Sung with both passion and understatement by Los Angeles artist Julia Holter, with music expressing varying measures of want, dislocation, sadness and promise performed by Chicago’s Spektral string quartet, Wallpaper comes from adventurous composer-lyricist Alex Temple’s own experience with gender transition. In the song quoted here, “Purple,” Temple comes to recognize that she, too, has not always been kind in the face of others’ otherness. 

The poetic specificity of that moment is found again and again throughout the 11 songs, most starting with a word or phrase anchoring it to time and place:

 “Last night…” 

 “On Tuesday…” 

“When you were 20 years old…” 

“3:00 a.m….” 


Others open up dreams and wishes: 

“In another century…” 

“Cut to the interior of a spacious modern home…”

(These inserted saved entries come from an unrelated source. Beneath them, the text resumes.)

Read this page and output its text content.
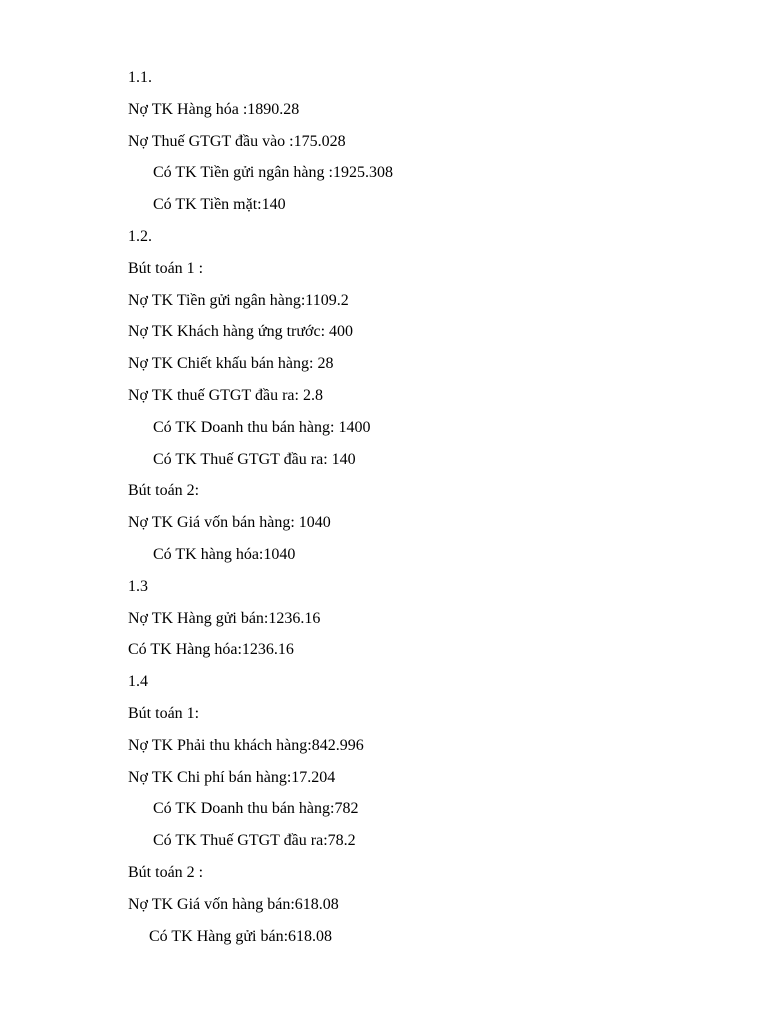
1.1.
Nợ TK Hàng hóa :1890.28
Nợ Thuế GTGT đầu vào :175.028
Có TK Tiền gửi ngân hàng :1925.308
Có TK Tiền mặt:140
1.2.
Bút toán 1 :
Nợ TK Tiền gửi ngân hàng:1109.2
Nợ TK Khách hàng ứng trước: 400
Nợ TK Chiết khấu bán hàng: 28
Nợ TK thuế GTGT đầu ra: 2.8
Có TK Doanh thu bán hàng: 1400
Có TK Thuế GTGT đầu ra: 140
Bút toán 2:
Nợ TK Giá vốn bán hàng: 1040
Có TK hàng hóa:1040
1.3
Nợ TK Hàng gửi bán:1236.16
Có TK Hàng hóa:1236.16
1.4
Bút toán 1:
Nợ TK Phải thu khách hàng:842.996
Nợ TK Chi phí bán hàng:17.204
Có TK Doanh thu bán hàng:782
Có TK Thuế GTGT đầu ra:78.2
Bút toán 2 :
Nợ TK Giá vốn hàng bán:618.08
Có TK Hàng gửi bán:618.08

Each of these is a marker in an evolving inner monologue in which observer and observed (the ever-present “you”) are one, tilting between dream and reality, confusion and clarity. The music deftly walks that landscape, played with great dimension by Spektral violinists Clara Lyon and Theo Espy, violist Doyle Armbrust and cellist Russell Rolen. The group disbanded last year and this is one of their final releases, capping a stellar legacy of carving out their own routes in the crowded world of post-Kronos quartets. Holter, whose own music shares this sense of borderless artistry and personal exploration, is a perfect partner, giving voice to the full range of emotions and experiences in Temple’s poetry.  



The set opens not with voice or instruments, though, but with sounds — crickets and nighttime ambience, before Holter starts the account of the ride of the “Midnight Bus,” destination unknown, fellow passengers silent and alone. The images unfold from there rapidly.

Throughout, the music and words mesh. In “Science Park,” a spooky, somber night reveals pathways pointing to a “network of roads,” and with it a web of possibilities, before Holter sings “And you went home as someone else.” In contrast or complement, next comes the almost jaunty “Fishmouth,” a surreal cabaret account in which an attempt to speak results in “whole fish flopping from your mouth.” In the course of the song, promise collapses into shame and humiliation, the music changing to match. 

More dark humor dots the narrative. “Unnatural” ends with as sly classic-pop allusion as you’ll find, the line almost tossed-off: “And you thought: You make me feel like an unnatural woman.” And there’s a song telling a dream of disorientation inside that spacious modern home,  where walls and floors shift constantly in outrageous proportions, with creaking sounds from the musicians. Its title: “Jolene.”

What does Temple leave us? What does she want us to take from it? Acceptance? Perhaps. Our friend “you” finds comfort in the shifting house of “Jolene,” where others find distress. “It’s out of your hands now,” concludes the song. 

Hope? Yes, though cautiously. “Someday…” starts the last song, “Spires,” ending, wistfully, just a few lines later:

And you’ll know that all of this was here the whole time.

And you’ll understand that you have finally come home.

The music fades and where there were the nocturnal crickets at the start, now there are ocean waves. And over them, we can’t help but imagine, bluebirds fly.